Fast-forward twelve centuries and the brand is enjoying a surprise relaunch. From Reykjavík to Riyadh, governments, venture-capitalists, and arms dealers alike have discovered that nothing sells eternal glory quite like a retooled myth. The new valkyries don’t ride eight-legged horses; they ride algorithmic drones, shareholder spreadsheets, and the faint hope that somebody, somewhere, still believes dying for a flag beats dying for rent.
Consider the export numbers. Sweden’s SAAB recently unveiled “Project Sigrún,” an AI-enabled targeting system named after the chooser of the slain, which politely informs enemy combatants—via push notification—that they have been pre-approved for paradise. The marketing brochure, equal parts IKEA manual and Edda, promises “a seamless transition from kinetic engagement to post-corporeal onboarding.” Meanwhile, in Seoul, a K-pop agency has trademarked “V-kyries™,” a nine-member girl group whose choreography involves synchronized drone strikes on a green-screen steppe. Tickets to their world tour come with optional life-insurance bundles; the fine print cheerfully notes that policyholders who perish in the mosh pit receive premium seating in the next world.

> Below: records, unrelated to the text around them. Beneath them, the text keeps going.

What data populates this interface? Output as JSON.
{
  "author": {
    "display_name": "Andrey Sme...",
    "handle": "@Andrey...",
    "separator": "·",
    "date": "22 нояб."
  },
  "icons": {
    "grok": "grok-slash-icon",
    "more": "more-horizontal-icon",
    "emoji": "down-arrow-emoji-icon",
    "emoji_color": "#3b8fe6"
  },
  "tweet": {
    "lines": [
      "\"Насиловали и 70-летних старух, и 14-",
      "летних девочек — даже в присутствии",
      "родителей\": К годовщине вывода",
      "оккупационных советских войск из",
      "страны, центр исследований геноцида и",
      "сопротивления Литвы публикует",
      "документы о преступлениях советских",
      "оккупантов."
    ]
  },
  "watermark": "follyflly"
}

The Chinese government, never one to miss a trend, has rolled out the “Fēngtiān Program,” a cloud-based afterlife service that ranks citizens according to patriotic valor. High scorers are greeted at death by holographic valkyries who look suspiciously like the same influencers promoting lipstick on TikTok ten minutes earlier. Critics call it gamified reincarnation; Beijing calls it “soft power with hard consequences.”

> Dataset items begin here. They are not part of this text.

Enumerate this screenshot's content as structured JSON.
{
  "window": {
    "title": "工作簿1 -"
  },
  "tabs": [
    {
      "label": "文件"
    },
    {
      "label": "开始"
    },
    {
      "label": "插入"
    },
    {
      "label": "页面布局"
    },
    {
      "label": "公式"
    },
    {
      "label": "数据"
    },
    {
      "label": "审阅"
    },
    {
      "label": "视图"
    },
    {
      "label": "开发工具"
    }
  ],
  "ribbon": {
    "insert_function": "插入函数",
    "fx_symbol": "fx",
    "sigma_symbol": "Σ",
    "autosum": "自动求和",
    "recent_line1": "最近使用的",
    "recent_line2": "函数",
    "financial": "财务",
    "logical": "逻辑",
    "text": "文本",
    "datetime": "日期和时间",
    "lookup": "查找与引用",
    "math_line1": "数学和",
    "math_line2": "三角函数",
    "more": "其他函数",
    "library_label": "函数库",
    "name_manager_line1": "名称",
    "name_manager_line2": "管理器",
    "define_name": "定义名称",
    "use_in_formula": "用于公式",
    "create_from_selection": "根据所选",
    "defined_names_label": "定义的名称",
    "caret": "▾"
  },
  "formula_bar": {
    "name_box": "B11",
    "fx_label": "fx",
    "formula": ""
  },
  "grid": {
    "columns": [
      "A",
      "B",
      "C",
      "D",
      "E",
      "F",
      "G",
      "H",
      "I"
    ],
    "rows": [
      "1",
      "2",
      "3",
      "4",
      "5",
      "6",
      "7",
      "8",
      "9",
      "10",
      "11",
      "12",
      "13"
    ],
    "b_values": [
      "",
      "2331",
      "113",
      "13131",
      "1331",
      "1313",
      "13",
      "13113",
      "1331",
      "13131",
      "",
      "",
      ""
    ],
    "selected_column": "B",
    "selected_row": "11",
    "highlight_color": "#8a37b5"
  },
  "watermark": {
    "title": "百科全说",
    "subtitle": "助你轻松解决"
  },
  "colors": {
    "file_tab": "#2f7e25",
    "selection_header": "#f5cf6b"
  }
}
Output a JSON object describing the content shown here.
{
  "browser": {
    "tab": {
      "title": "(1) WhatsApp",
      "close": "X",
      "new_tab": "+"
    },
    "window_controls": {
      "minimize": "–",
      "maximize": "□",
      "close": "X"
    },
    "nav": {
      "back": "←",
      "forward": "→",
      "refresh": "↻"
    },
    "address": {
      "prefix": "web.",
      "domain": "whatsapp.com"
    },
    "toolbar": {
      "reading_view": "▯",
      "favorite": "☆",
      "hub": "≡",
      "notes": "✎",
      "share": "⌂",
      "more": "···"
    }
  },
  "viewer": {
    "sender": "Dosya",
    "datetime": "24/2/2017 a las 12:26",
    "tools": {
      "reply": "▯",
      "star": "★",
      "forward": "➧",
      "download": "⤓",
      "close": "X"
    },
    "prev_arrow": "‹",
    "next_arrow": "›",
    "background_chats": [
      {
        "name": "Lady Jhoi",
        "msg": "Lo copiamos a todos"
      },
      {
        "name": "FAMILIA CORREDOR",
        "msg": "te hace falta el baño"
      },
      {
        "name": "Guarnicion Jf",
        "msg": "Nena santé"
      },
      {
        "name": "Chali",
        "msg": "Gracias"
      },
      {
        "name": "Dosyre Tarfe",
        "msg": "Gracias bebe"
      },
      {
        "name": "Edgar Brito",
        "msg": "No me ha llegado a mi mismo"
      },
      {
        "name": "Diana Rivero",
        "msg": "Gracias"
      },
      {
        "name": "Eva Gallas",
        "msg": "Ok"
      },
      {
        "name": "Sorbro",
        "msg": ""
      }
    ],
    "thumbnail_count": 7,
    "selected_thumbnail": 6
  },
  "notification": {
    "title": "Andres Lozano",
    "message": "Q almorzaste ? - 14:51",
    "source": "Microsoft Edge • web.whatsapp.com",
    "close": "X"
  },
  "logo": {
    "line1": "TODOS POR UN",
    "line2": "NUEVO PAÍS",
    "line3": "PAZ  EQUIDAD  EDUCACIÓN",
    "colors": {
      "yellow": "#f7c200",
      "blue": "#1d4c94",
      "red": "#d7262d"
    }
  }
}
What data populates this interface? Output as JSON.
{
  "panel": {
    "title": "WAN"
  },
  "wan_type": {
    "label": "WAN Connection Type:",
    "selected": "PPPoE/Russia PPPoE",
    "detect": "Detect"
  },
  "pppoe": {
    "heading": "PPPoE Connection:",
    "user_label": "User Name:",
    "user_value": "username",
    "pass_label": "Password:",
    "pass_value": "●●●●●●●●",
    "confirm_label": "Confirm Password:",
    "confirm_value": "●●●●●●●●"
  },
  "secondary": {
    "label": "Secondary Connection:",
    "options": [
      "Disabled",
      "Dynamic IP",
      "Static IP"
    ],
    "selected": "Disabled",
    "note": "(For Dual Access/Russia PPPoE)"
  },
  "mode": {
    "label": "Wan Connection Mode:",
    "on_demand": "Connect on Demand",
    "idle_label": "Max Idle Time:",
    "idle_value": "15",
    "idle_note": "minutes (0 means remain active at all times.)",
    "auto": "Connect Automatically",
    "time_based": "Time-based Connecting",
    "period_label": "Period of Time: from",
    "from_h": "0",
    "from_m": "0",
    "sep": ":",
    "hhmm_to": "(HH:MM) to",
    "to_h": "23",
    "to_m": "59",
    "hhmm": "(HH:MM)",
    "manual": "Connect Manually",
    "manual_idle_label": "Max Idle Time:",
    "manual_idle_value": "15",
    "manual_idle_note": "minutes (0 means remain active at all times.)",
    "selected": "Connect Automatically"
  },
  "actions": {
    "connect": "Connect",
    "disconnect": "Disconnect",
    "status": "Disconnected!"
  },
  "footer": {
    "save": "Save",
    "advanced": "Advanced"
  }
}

Even humanitarian circles are in on the joke—though they insist it’s not a joke. Médecins Sans Frontières now deploys “White Valkyries,” med-evac teams whose helicopters are painted matte ivory for that tasteful, salvation-chic aesthetic. Their press releases lament the “weaponization of myth,” while simultaneously crowdfunding off the same imagery. One spokesperson, speaking over the thud of rotor blades outside Mosul, admitted between bites of an energy bar, “Irony died somewhere around Aleppo, but branding is forever.”

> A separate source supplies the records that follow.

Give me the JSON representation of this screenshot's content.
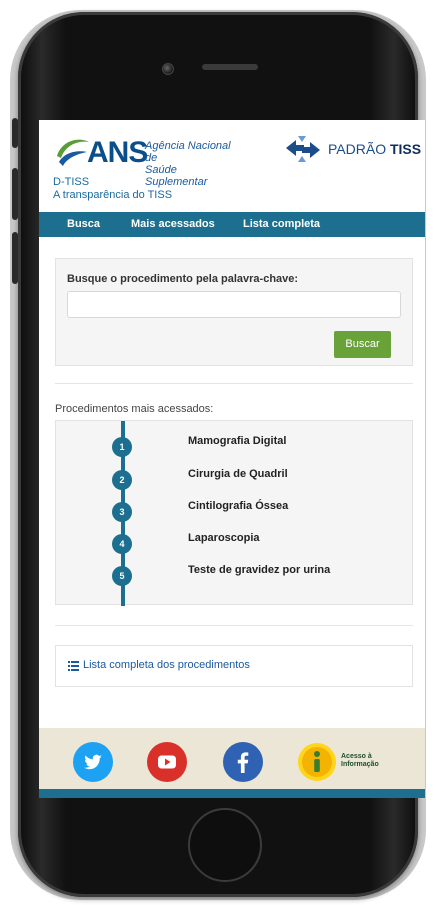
{
  "header": {
    "ans_logo_text": "ANS",
    "agency_line1": "Agência Nacional de",
    "agency_line2": "Saúde Suplementar",
    "tiss_label_light": "PADRÃO",
    "tiss_label_bold": "TISS",
    "dtiss_title": "D-TISS",
    "dtiss_subtitle": "A transparência do TISS"
  },
  "nav": {
    "items": [
      {
        "label": "Busca"
      },
      {
        "label": "Mais acessados"
      },
      {
        "label": "Lista completa"
      }
    ]
  },
  "search": {
    "label": "Busque o procedimento pela palavra-chave:",
    "value": "",
    "placeholder": "",
    "button_label": "Buscar"
  },
  "popular": {
    "title": "Procedimentos mais acessados:",
    "items": [
      {
        "number": "1",
        "label": "Mamografia Digital"
      },
      {
        "number": "2",
        "label": "Cirurgia de Quadril"
      },
      {
        "number": "3",
        "label": "Cintilografia Óssea"
      },
      {
        "number": "4",
        "label": "Laparoscopia"
      },
      {
        "number": "5",
        "label": "Teste de gravidez por urina"
      }
    ]
  },
  "full_list": {
    "label": "Lista completa dos procedimentos",
    "icon": "list-icon"
  },
  "footer": {
    "social": [
      {
        "name": "twitter",
        "icon": "twitter-icon",
        "color": "#1da1f2"
      },
      {
        "name": "youtube",
        "icon": "youtube-icon",
        "color": "#d9302a"
      },
      {
        "name": "facebook",
        "icon": "facebook-icon",
        "color": "#2f62b3"
      },
      {
        "name": "acesso-informacao",
        "icon": "info-icon",
        "color": "#ffd41a"
      }
    ],
    "acesso_line1": "Acesso à",
    "acesso_line2": "Informação"
  },
  "colors": {
    "nav": "#1d6f8f",
    "button": "#6aa23a",
    "footer": "#ece6d6"
  }
}
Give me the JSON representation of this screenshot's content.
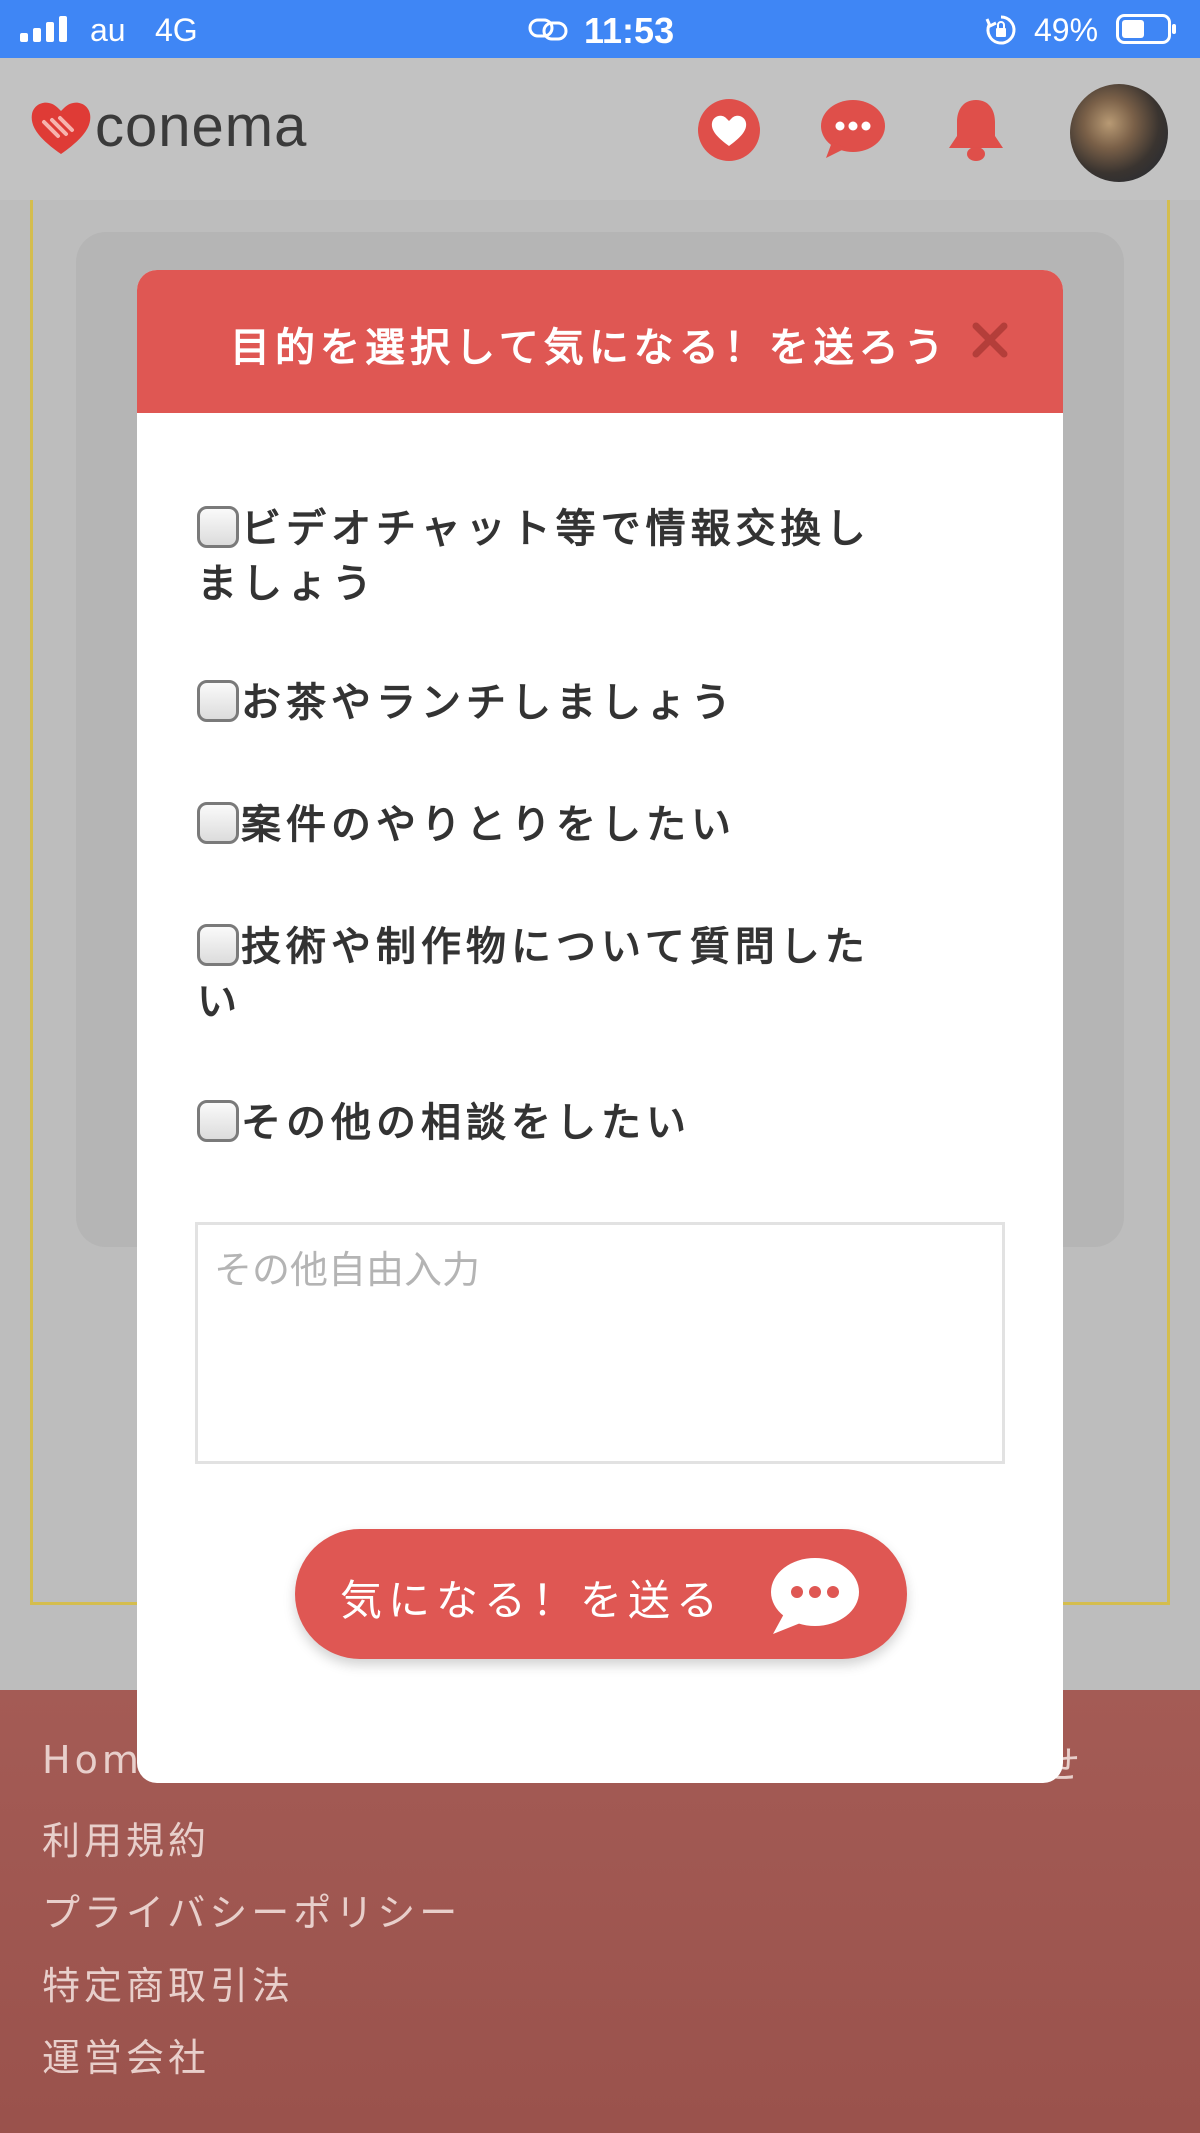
{
  "status_bar": {
    "carrier": "au",
    "network": "4G",
    "time": "11:53",
    "battery_percent": "49%",
    "battery_level": 0.49,
    "signal_bars": 4
  },
  "header": {
    "logo_text": "conema",
    "icons": [
      "heart-icon",
      "chat-icon",
      "bell-icon"
    ],
    "accent_color": "#df5753"
  },
  "modal": {
    "title": "目的を選択して気になる！を送ろう",
    "options": [
      "ビデオチャット等で情報交換しましょう",
      "お茶やランチしましょう",
      "案件のやりとりをしたい",
      "技術や制作物について質問したい",
      "その他の相談をしたい"
    ],
    "free_input_placeholder": "その他自由入力",
    "free_input_value": "",
    "send_label": "気になる！を送る"
  },
  "footer": {
    "links": [
      "Home",
      "利用規約",
      "プライバシーポリシー",
      "特定商取引法",
      "運営会社"
    ],
    "partial_link_right": "わせ"
  }
}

Financial markets have responded with predictable bloodlust. Futures in post-mortem real-estate—cryptocurrency plots on the Ethereum-based “Valhallanet”—spiked 400% after a16z led a Series B round valuing the platform at three billion dollars. The prospectus features a pixelated valkyrie in a Patagonia vest, captioned: “Disrupting mortality since YC S-24.”
All of which raises the question: why this myth, why now? Anthropologists point to rising global inequality, climate dread, and the general sense that late-stage capitalism has become a Viking raid without the cool boats. When the present looks apocalyptic, the past sells like artisanal mead. Political scientists note that every empire eventually mints its own psychopomp; Washington had eagles, Rome had triumphal arches, and apparently we get NFT shield-maidens who accept Visa.
And yet, beneath the branded wings and SaaS slogans, the original job description remains depressingly intact: separate the useful dead from the inconvenient dead, then make the survivors feel grateful. The uniforms change, the battlefields move—from Flanders to Facebook—but the punchline is eternal. We still want someone divine to tell us our extinction has meaning, preferably with a loyalty program.
So the next time you see a headline about “precision-guided valkyries” or catch a pop anthem sampling Wagner with trap beats, pour one out—for yourself. The choosers of the slain have gone global, and they’re taking applications. Requirements include a valid passport, a flexible conscience, and the willingness to relocate permanently. Benefits include endless mead, questionable glory, and the faint possibility that whoever ends up selecting you isn’t a bored billionaire with a drone joystick.
Skål, humanity. Your performance review is scheduled for Ragnarok, and HR is already sharpening the clipboard.